Therapeutic agents that inhibit AGE formation have made it possible to investigate the role of AGEs in the development of diabetic complications using animal models. The first AGE inhibitor discovered was aminoguanidine (pimagedine) and it has been studied in considerable detail. It gave the proof of principle that AGE inhibition would alter the course of complications but phase III trials have shown it is unsafe for therapeutic use. As shown in Figure 10, aminoguanidine reacts mainly with dicarbonyl intermediates such as 3-deoxyglucosone rather than with fructosamine products on proteins. It must be noted that in addition to inhibiting AGE formation, aminoguanidine inhibits the inducible form of nitric oxide synthase in vitro. In vivo, however, concentrations ten times higher than those used to inhibit AGEs are needed to change nitric oxide concentrations in a significant manner.

The effects of aminoguanidine on diabetic pathology have been investigated first in animal models. The prevention of AGE formation by aminoguanidine treatment delays the evolution of the microvascular lesions found in diabetic animals either in the retina or the glomeruli. Primary and secondary prevention with aminoguanidine has been successfully employed to ameliorate diabetic retinopathy in the rat. In some studies, treatment with aminoguanidine reduced endothelial proliferation and completely arrested pericyte dropout, but it did not completely attenuate the progression of vascular occlusion.

When renal failure was produced in streptozotocin-induced diabetic rats by surgical reduction of renal mass and aminoguanidine was administered, the treated rats had significantly superior survival than that of untreated uremic diabetic animals. Other researchers investigated the effect of aminoguanidine on slowing of motor nerve conduction velocity of the sciatic nerve in streptozocin-induced diabetic rats. Motor nerve conduction velocity was inversely correlated with AGE levels, and aminoguanidine improved nerve conduction probably through decreasing the AGE level in the peripheral tissues. Will AGE inhibitors also prevent diabetic complications in humans? At what point in the natural history of the disease would treatment be most effective? As the intimate sequence of the steps that lead to vascular diseases associated with diabetes per se are yet not fully understood, we have no precise answer to these questions. In addition, clinical trials of inhibitors of this cross-linking have been inconclusive to date. The same caveats regarding interpretation of the results of trials of aldose reductase inhibitors thus apply to trials of inhibitors of AGE-cross-linking. That is, longer trials in better-defined populations are needed before the effectiveness of these inhibitors can be proven.
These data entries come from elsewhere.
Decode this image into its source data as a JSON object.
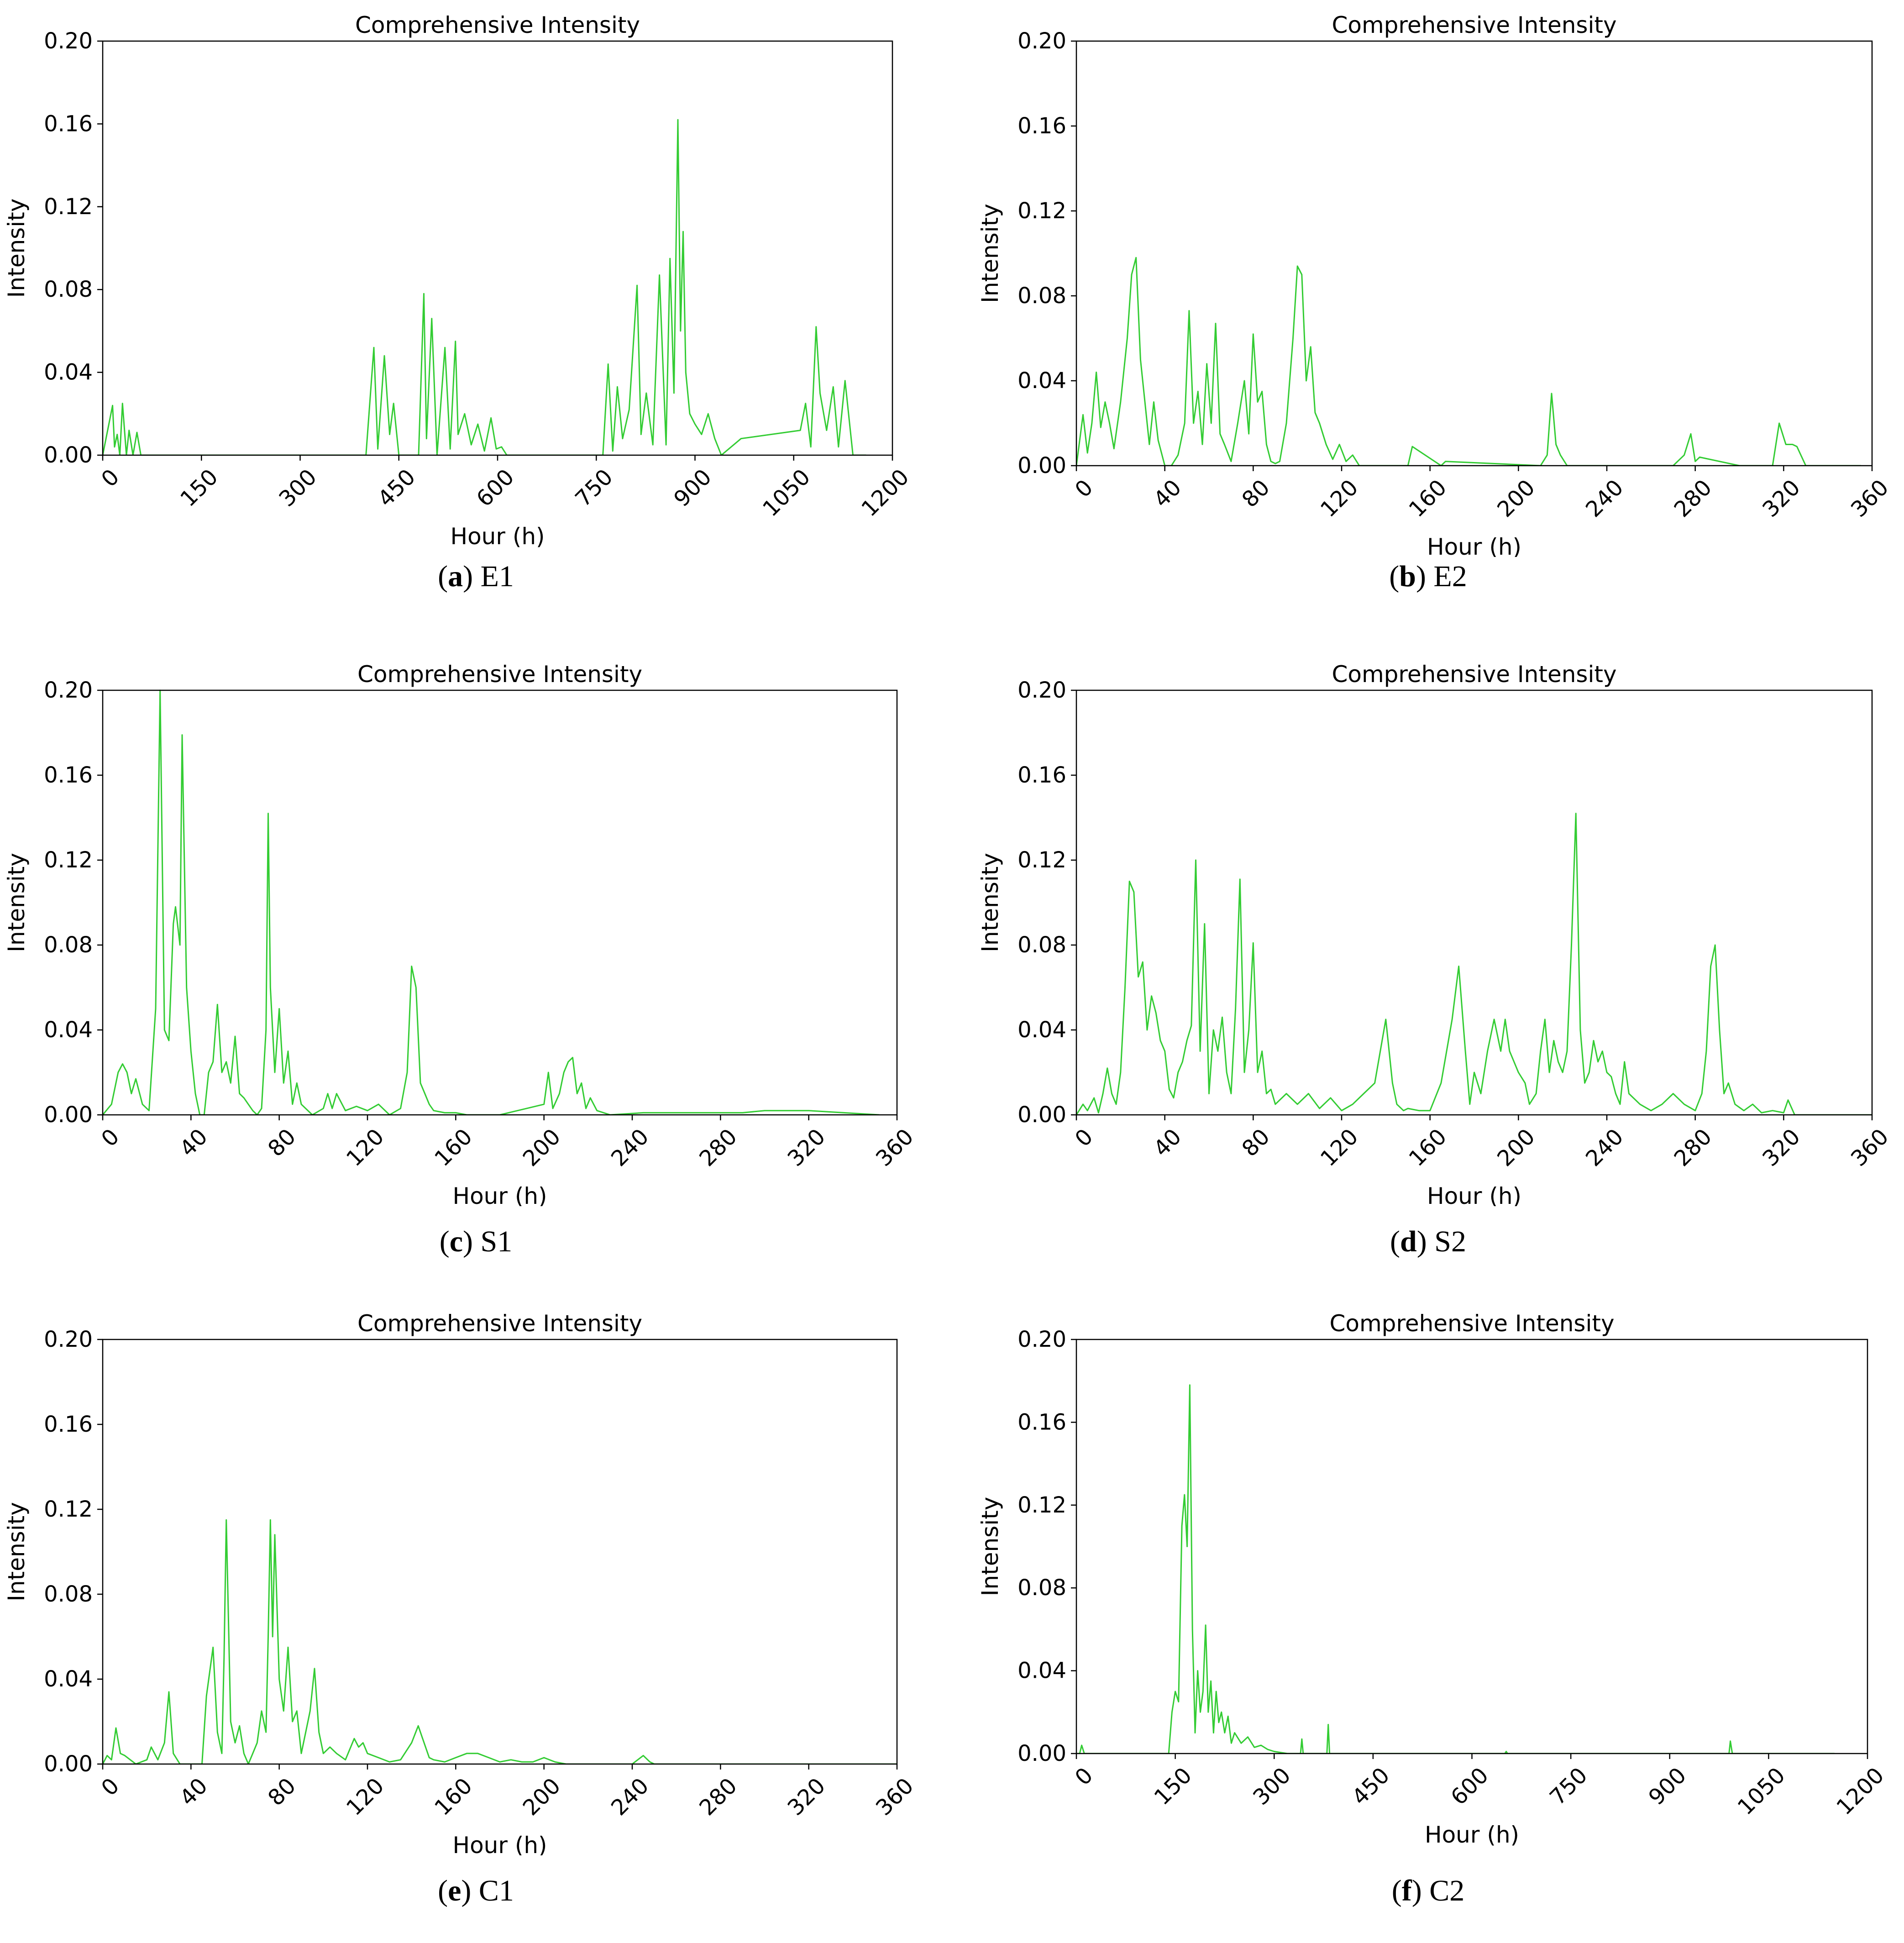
{
  "colors": {
    "line": "#33cc33",
    "axes": "#000000",
    "background": "#ffffff"
  },
  "panels": [
    {
      "letter": "a",
      "name": "E1",
      "title": "Comprehensive Intensity",
      "xlabel": "Hour (h)",
      "ylabel": "Intensity",
      "xticks": [
        "0",
        "150",
        "300",
        "450",
        "600",
        "750",
        "900",
        "1050",
        "1200"
      ],
      "yticks": [
        "0.00",
        "0.04",
        "0.08",
        "0.12",
        "0.16",
        "0.20"
      ]
    },
    {
      "letter": "b",
      "name": "E2",
      "title": "Comprehensive Intensity",
      "xlabel": "Hour (h)",
      "ylabel": "Intensity",
      "xticks": [
        "0",
        "40",
        "80",
        "120",
        "160",
        "200",
        "240",
        "280",
        "320",
        "360"
      ],
      "yticks": [
        "0.00",
        "0.04",
        "0.08",
        "0.12",
        "0.16",
        "0.20"
      ]
    },
    {
      "letter": "c",
      "name": "S1",
      "title": "Comprehensive Intensity",
      "xlabel": "Hour (h)",
      "ylabel": "Intensity",
      "xticks": [
        "0",
        "40",
        "80",
        "120",
        "160",
        "200",
        "240",
        "280",
        "320",
        "360"
      ],
      "yticks": [
        "0.00",
        "0.04",
        "0.08",
        "0.12",
        "0.16",
        "0.20"
      ]
    },
    {
      "letter": "d",
      "name": "S2",
      "title": "Comprehensive Intensity",
      "xlabel": "Hour (h)",
      "ylabel": "Intensity",
      "xticks": [
        "0",
        "40",
        "80",
        "120",
        "160",
        "200",
        "240",
        "280",
        "320",
        "360"
      ],
      "yticks": [
        "0.00",
        "0.04",
        "0.08",
        "0.12",
        "0.16",
        "0.20"
      ]
    },
    {
      "letter": "e",
      "name": "C1",
      "title": "Comprehensive Intensity",
      "xlabel": "Hour (h)",
      "ylabel": "Intensity",
      "xticks": [
        "0",
        "40",
        "80",
        "120",
        "160",
        "200",
        "240",
        "280",
        "320",
        "360"
      ],
      "yticks": [
        "0.00",
        "0.04",
        "0.08",
        "0.12",
        "0.16",
        "0.20"
      ]
    },
    {
      "letter": "f",
      "name": "C2",
      "title": "Comprehensive Intensity",
      "xlabel": "Hour (h)",
      "ylabel": "Intensity",
      "xticks": [
        "0",
        "150",
        "300",
        "450",
        "600",
        "750",
        "900",
        "1050",
        "1200"
      ],
      "yticks": [
        "0.00",
        "0.04",
        "0.08",
        "0.12",
        "0.16",
        "0.20"
      ]
    }
  ],
  "chart_data": [
    {
      "type": "line",
      "title": "Comprehensive Intensity",
      "xlabel": "Hour (h)",
      "ylabel": "Intensity",
      "xlim": [
        0,
        1200
      ],
      "ylim": [
        0,
        0.2
      ],
      "grid": false,
      "x": [
        0,
        15,
        18,
        22,
        26,
        30,
        36,
        40,
        46,
        52,
        58,
        64,
        400,
        412,
        418,
        428,
        436,
        442,
        450,
        480,
        488,
        492,
        500,
        508,
        520,
        528,
        536,
        540,
        550,
        560,
        570,
        580,
        590,
        598,
        606,
        614,
        760,
        768,
        775,
        782,
        790,
        800,
        812,
        818,
        826,
        836,
        846,
        856,
        862,
        868,
        874,
        878,
        882,
        886,
        892,
        900,
        910,
        920,
        930,
        940,
        970,
        1060,
        1068,
        1076,
        1084,
        1090,
        1100,
        1110,
        1118,
        1128,
        1140,
        1160
      ],
      "y": [
        0,
        0.024,
        0.004,
        0.01,
        0,
        0.025,
        0,
        0.012,
        0,
        0.011,
        0,
        0,
        0,
        0.052,
        0.003,
        0.048,
        0.01,
        0.025,
        0,
        0,
        0.078,
        0.008,
        0.066,
        0,
        0.052,
        0.003,
        0.055,
        0.01,
        0.02,
        0.005,
        0.015,
        0.002,
        0.018,
        0.003,
        0.004,
        0,
        0,
        0.044,
        0.002,
        0.033,
        0.008,
        0.022,
        0.082,
        0.01,
        0.03,
        0.005,
        0.087,
        0.005,
        0.095,
        0.03,
        0.162,
        0.06,
        0.108,
        0.04,
        0.02,
        0.015,
        0.01,
        0.02,
        0.008,
        0,
        0.008,
        0.012,
        0.025,
        0.004,
        0.062,
        0.03,
        0.012,
        0.033,
        0.004,
        0.036,
        0,
        0
      ]
    },
    {
      "type": "line",
      "title": "Comprehensive Intensity",
      "xlabel": "Hour (h)",
      "ylabel": "Intensity",
      "xlim": [
        0,
        360
      ],
      "ylim": [
        0,
        0.2
      ],
      "grid": false,
      "x": [
        0,
        3,
        5,
        7,
        9,
        11,
        13,
        15,
        17,
        20,
        23,
        25,
        27,
        29,
        31,
        33,
        35,
        37,
        40,
        43,
        46,
        49,
        51,
        53,
        55,
        57,
        59,
        61,
        63,
        65,
        67,
        70,
        73,
        76,
        78,
        80,
        82,
        84,
        86,
        88,
        90,
        92,
        95,
        98,
        100,
        102,
        104,
        106,
        108,
        110,
        113,
        116,
        119,
        122,
        125,
        128,
        131,
        135,
        150,
        152,
        165,
        167,
        210,
        213,
        215,
        217,
        219,
        222,
        270,
        275,
        278,
        280,
        282,
        300,
        315,
        318,
        321,
        324,
        326,
        330,
        355
      ],
      "y": [
        0,
        0.024,
        0.006,
        0.02,
        0.044,
        0.018,
        0.03,
        0.02,
        0.008,
        0.03,
        0.06,
        0.09,
        0.098,
        0.05,
        0.03,
        0.01,
        0.03,
        0.012,
        0,
        0,
        0.005,
        0.02,
        0.073,
        0.02,
        0.035,
        0.01,
        0.048,
        0.02,
        0.067,
        0.015,
        0.01,
        0.002,
        0.02,
        0.04,
        0.015,
        0.062,
        0.03,
        0.035,
        0.01,
        0.002,
        0.001,
        0.002,
        0.02,
        0.06,
        0.094,
        0.09,
        0.04,
        0.056,
        0.025,
        0.02,
        0.01,
        0.003,
        0.01,
        0.002,
        0.005,
        0,
        0,
        0,
        0,
        0.009,
        0,
        0.002,
        0,
        0.005,
        0.034,
        0.01,
        0.005,
        0,
        0,
        0.005,
        0.015,
        0.002,
        0.004,
        0,
        0,
        0.02,
        0.01,
        0.01,
        0.009,
        0,
        0
      ]
    },
    {
      "type": "line",
      "title": "Comprehensive Intensity",
      "xlabel": "Hour (h)",
      "ylabel": "Intensity",
      "xlim": [
        0,
        360
      ],
      "ylim": [
        0,
        0.2
      ],
      "grid": false,
      "x": [
        0,
        4,
        7,
        9,
        11,
        13,
        15,
        18,
        21,
        24,
        26,
        28,
        30,
        32,
        33,
        35,
        36,
        38,
        40,
        42,
        44,
        46,
        48,
        50,
        52,
        54,
        56,
        58,
        60,
        62,
        64,
        66,
        68,
        70,
        72,
        74,
        75,
        76,
        78,
        80,
        82,
        84,
        86,
        88,
        90,
        95,
        100,
        102,
        104,
        106,
        110,
        115,
        120,
        125,
        130,
        135,
        138,
        140,
        142,
        144,
        146,
        148,
        150,
        155,
        160,
        165,
        180,
        200,
        202,
        204,
        207,
        209,
        211,
        213,
        215,
        217,
        219,
        221,
        224,
        230,
        245,
        290,
        300,
        320,
        352
      ],
      "y": [
        0,
        0.005,
        0.02,
        0.024,
        0.02,
        0.01,
        0.017,
        0.005,
        0.002,
        0.05,
        0.2,
        0.04,
        0.035,
        0.09,
        0.098,
        0.08,
        0.179,
        0.06,
        0.03,
        0.01,
        0,
        0,
        0.02,
        0.025,
        0.052,
        0.02,
        0.025,
        0.015,
        0.037,
        0.01,
        0.008,
        0.005,
        0.002,
        0,
        0.003,
        0.04,
        0.142,
        0.06,
        0.02,
        0.05,
        0.015,
        0.03,
        0.005,
        0.015,
        0.005,
        0,
        0.003,
        0.01,
        0.003,
        0.01,
        0.002,
        0.004,
        0.002,
        0.005,
        0,
        0.003,
        0.02,
        0.07,
        0.06,
        0.015,
        0.01,
        0.005,
        0.002,
        0.001,
        0.001,
        0,
        0,
        0.005,
        0.02,
        0.003,
        0.01,
        0.02,
        0.025,
        0.027,
        0.01,
        0.015,
        0.003,
        0.008,
        0.002,
        0,
        0.001,
        0.001,
        0.002,
        0.002,
        0
      ]
    },
    {
      "type": "line",
      "title": "Comprehensive Intensity",
      "xlabel": "Hour (h)",
      "ylabel": "Intensity",
      "xlim": [
        0,
        360
      ],
      "ylim": [
        0,
        0.2
      ],
      "grid": false,
      "x": [
        0,
        3,
        5,
        8,
        10,
        12,
        14,
        16,
        18,
        20,
        22,
        24,
        26,
        28,
        30,
        32,
        34,
        36,
        38,
        40,
        42,
        44,
        46,
        48,
        50,
        52,
        54,
        56,
        58,
        60,
        62,
        64,
        66,
        68,
        70,
        72,
        74,
        76,
        78,
        80,
        82,
        84,
        86,
        88,
        90,
        95,
        100,
        105,
        110,
        115,
        120,
        125,
        130,
        135,
        140,
        143,
        145,
        148,
        150,
        155,
        160,
        165,
        170,
        173,
        176,
        178,
        180,
        183,
        186,
        189,
        192,
        194,
        196,
        198,
        200,
        203,
        205,
        208,
        210,
        212,
        214,
        216,
        218,
        220,
        222,
        224,
        226,
        228,
        230,
        232,
        234,
        236,
        238,
        240,
        242,
        244,
        246,
        248,
        250,
        255,
        260,
        265,
        270,
        275,
        280,
        283,
        285,
        287,
        289,
        291,
        293,
        295,
        298,
        302,
        306,
        310,
        315,
        320,
        322,
        325,
        360
      ],
      "y": [
        0,
        0.005,
        0.002,
        0.008,
        0.001,
        0.01,
        0.022,
        0.01,
        0.005,
        0.02,
        0.06,
        0.11,
        0.105,
        0.065,
        0.072,
        0.04,
        0.056,
        0.048,
        0.035,
        0.03,
        0.012,
        0.008,
        0.02,
        0.025,
        0.035,
        0.042,
        0.12,
        0.03,
        0.09,
        0.01,
        0.04,
        0.03,
        0.046,
        0.02,
        0.01,
        0.05,
        0.111,
        0.02,
        0.04,
        0.081,
        0.02,
        0.03,
        0.01,
        0.012,
        0.005,
        0.01,
        0.005,
        0.01,
        0.003,
        0.008,
        0.002,
        0.005,
        0.01,
        0.015,
        0.045,
        0.015,
        0.005,
        0.002,
        0.003,
        0.002,
        0.002,
        0.015,
        0.045,
        0.07,
        0.03,
        0.005,
        0.02,
        0.01,
        0.03,
        0.045,
        0.03,
        0.045,
        0.03,
        0.025,
        0.02,
        0.015,
        0.005,
        0.01,
        0.03,
        0.045,
        0.02,
        0.035,
        0.025,
        0.02,
        0.03,
        0.08,
        0.142,
        0.04,
        0.015,
        0.02,
        0.035,
        0.025,
        0.03,
        0.02,
        0.018,
        0.01,
        0.005,
        0.025,
        0.01,
        0.005,
        0.002,
        0.005,
        0.01,
        0.005,
        0.002,
        0.01,
        0.03,
        0.07,
        0.08,
        0.04,
        0.01,
        0.015,
        0.005,
        0.002,
        0.005,
        0.001,
        0.002,
        0.001,
        0.007,
        0,
        0
      ]
    },
    {
      "type": "line",
      "title": "Comprehensive Intensity",
      "xlabel": "Hour (h)",
      "ylabel": "Intensity",
      "xlim": [
        0,
        360
      ],
      "ylim": [
        0,
        0.2
      ],
      "grid": false,
      "x": [
        0,
        2,
        4,
        6,
        8,
        10,
        15,
        20,
        22,
        25,
        28,
        30,
        32,
        35,
        40,
        45,
        47,
        50,
        52,
        54,
        55,
        56,
        58,
        60,
        62,
        64,
        66,
        68,
        70,
        72,
        74,
        75,
        76,
        77,
        78,
        80,
        82,
        84,
        86,
        88,
        90,
        92,
        94,
        96,
        98,
        100,
        103,
        106,
        110,
        114,
        116,
        118,
        120,
        125,
        130,
        135,
        140,
        143,
        145,
        148,
        150,
        155,
        160,
        165,
        170,
        175,
        180,
        185,
        190,
        195,
        200,
        205,
        210,
        240,
        245,
        248,
        250,
        360
      ],
      "y": [
        0,
        0.004,
        0.002,
        0.017,
        0.005,
        0.004,
        0,
        0.002,
        0.008,
        0.002,
        0.01,
        0.034,
        0.005,
        0,
        0,
        0,
        0.032,
        0.055,
        0.015,
        0.005,
        0.05,
        0.115,
        0.02,
        0.01,
        0.018,
        0.005,
        0,
        0.005,
        0.01,
        0.025,
        0.015,
        0.06,
        0.115,
        0.06,
        0.108,
        0.04,
        0.025,
        0.055,
        0.02,
        0.025,
        0.005,
        0.015,
        0.025,
        0.045,
        0.015,
        0.005,
        0.008,
        0.005,
        0.002,
        0.012,
        0.008,
        0.01,
        0.005,
        0.003,
        0.001,
        0.002,
        0.01,
        0.018,
        0.012,
        0.003,
        0.002,
        0.001,
        0.003,
        0.005,
        0.005,
        0.003,
        0.001,
        0.002,
        0.001,
        0.001,
        0.003,
        0.001,
        0,
        0,
        0.004,
        0.001,
        0,
        0
      ]
    },
    {
      "type": "line",
      "title": "Comprehensive Intensity",
      "xlabel": "Hour (h)",
      "ylabel": "Intensity",
      "xlim": [
        0,
        1200
      ],
      "ylim": [
        0,
        0.2
      ],
      "grid": false,
      "x": [
        0,
        5,
        8,
        12,
        140,
        145,
        150,
        155,
        160,
        164,
        168,
        172,
        176,
        180,
        184,
        188,
        192,
        196,
        200,
        204,
        208,
        212,
        216,
        220,
        225,
        230,
        235,
        240,
        250,
        260,
        270,
        280,
        290,
        300,
        320,
        340,
        342,
        344,
        380,
        382,
        384,
        500,
        650,
        652,
        654,
        990,
        992,
        995,
        1100,
        1150
      ],
      "y": [
        0,
        0,
        0.004,
        0,
        0,
        0.02,
        0.03,
        0.025,
        0.11,
        0.125,
        0.1,
        0.178,
        0.06,
        0.01,
        0.04,
        0.02,
        0.03,
        0.062,
        0.02,
        0.035,
        0.01,
        0.03,
        0.015,
        0.02,
        0.01,
        0.018,
        0.005,
        0.01,
        0.005,
        0.008,
        0.003,
        0.004,
        0.002,
        0.001,
        0,
        0,
        0.007,
        0,
        0,
        0.014,
        0,
        0,
        0,
        0.001,
        0,
        0,
        0.006,
        0,
        0,
        0
      ]
    }
  ]
}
As stated before, problems of toxicity have been encountered in a phase III clinical trial with aminoguanidine, so this drug should be considered a prototype. Various classes of drugs are able to interfere with the formation of AGEs or the cross-linking of proteins by AGEs. Other strategies (see details elsewhere on this IMARS website) include the use of:

· Pyridoxamine

· Benfothiamine

· Cross link breakers

Aminoguanidine, pyridoxamine, 2,3-diamino-phenazine, OPB-9195, and tenilsetam inhibit AGE formation by scavenging reactive carbonyl intermediates, N-phenacetylthiazolium bromide (PTB) and ALT-711 are AGE-cross-link breakers. Furthermore, signal transduction through RAGE can be inhibited by antisense oligodeoxynucleotides (AS-ODNs), RAGE antibodies, or soluble RAGE. Drugs targeting other systems have also shown some effects on AGE-related pathways.


Figure 10. Advanced glycation can be inhibited by aminoguanidine. This diagram illustrates the action of aminoguanidine as an effective agent preventing cross-linking of proteins by AGE. See text for further details.